LA LEGENDE ET L'HISTOIRE

Si la fortune des vivans est parfois chose bien étrange, la fortune des morts n’est pas moins capricieuse. Ils sont là qui dorment derrière nous, des millions sur des millions, dans le vaste ossuaire de l’histoire ; tirez du tas quelques figures extraordinaires qui ont empli le monde de lumière et de bruit ; à tout le reste, semble-t-il, à tous les comparses du drame, la part de silence et d’oubli devrait être égale. L’injuste renommée ne le veut pas ainsi. Comme le pêcheur qui regarde la grève à marée basse et avise une coquille dans le sablé, le poète, las de son temps, se penche un soir sur les siècles d’où la vie s’est retirée : je ne sais quoi lui désigne une figure entre mille, un nom qui sonne et brille dans le rythme du vers ; le poète ramasse ce nom inconnu, l’enchâsse dans l’or et le diamant ; voilà le cadavre obscur précipité en pleine gloire, ressuscité pour tous les enfans à venir, qui épèleront le mot magique avec respect.
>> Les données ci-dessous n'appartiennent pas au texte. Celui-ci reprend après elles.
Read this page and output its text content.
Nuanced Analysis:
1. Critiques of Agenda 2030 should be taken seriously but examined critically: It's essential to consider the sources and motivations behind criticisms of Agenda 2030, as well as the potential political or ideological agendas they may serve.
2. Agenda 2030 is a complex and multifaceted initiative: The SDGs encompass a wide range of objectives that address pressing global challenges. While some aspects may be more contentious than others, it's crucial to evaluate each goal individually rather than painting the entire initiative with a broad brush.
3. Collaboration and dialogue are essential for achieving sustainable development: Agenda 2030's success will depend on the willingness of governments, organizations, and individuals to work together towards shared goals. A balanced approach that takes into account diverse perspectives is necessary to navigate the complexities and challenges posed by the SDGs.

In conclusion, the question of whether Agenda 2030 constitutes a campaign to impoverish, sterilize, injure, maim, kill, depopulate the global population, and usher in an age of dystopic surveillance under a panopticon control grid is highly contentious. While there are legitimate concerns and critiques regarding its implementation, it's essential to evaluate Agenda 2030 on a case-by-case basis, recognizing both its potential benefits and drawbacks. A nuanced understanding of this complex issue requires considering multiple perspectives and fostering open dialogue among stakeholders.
C’est une application de la parole profonde qui surprit tant Nicodème, docteur en Israël, cette nuit où le Maître lui dit : « Il faut renaître une seconde fois pour entrer dans le règne de gloire : l’esprit souffle où il veut. » La poésie est la seconde mère qui reprend les morts dans son sein et les recrée au hasard de sa fantaisie divine.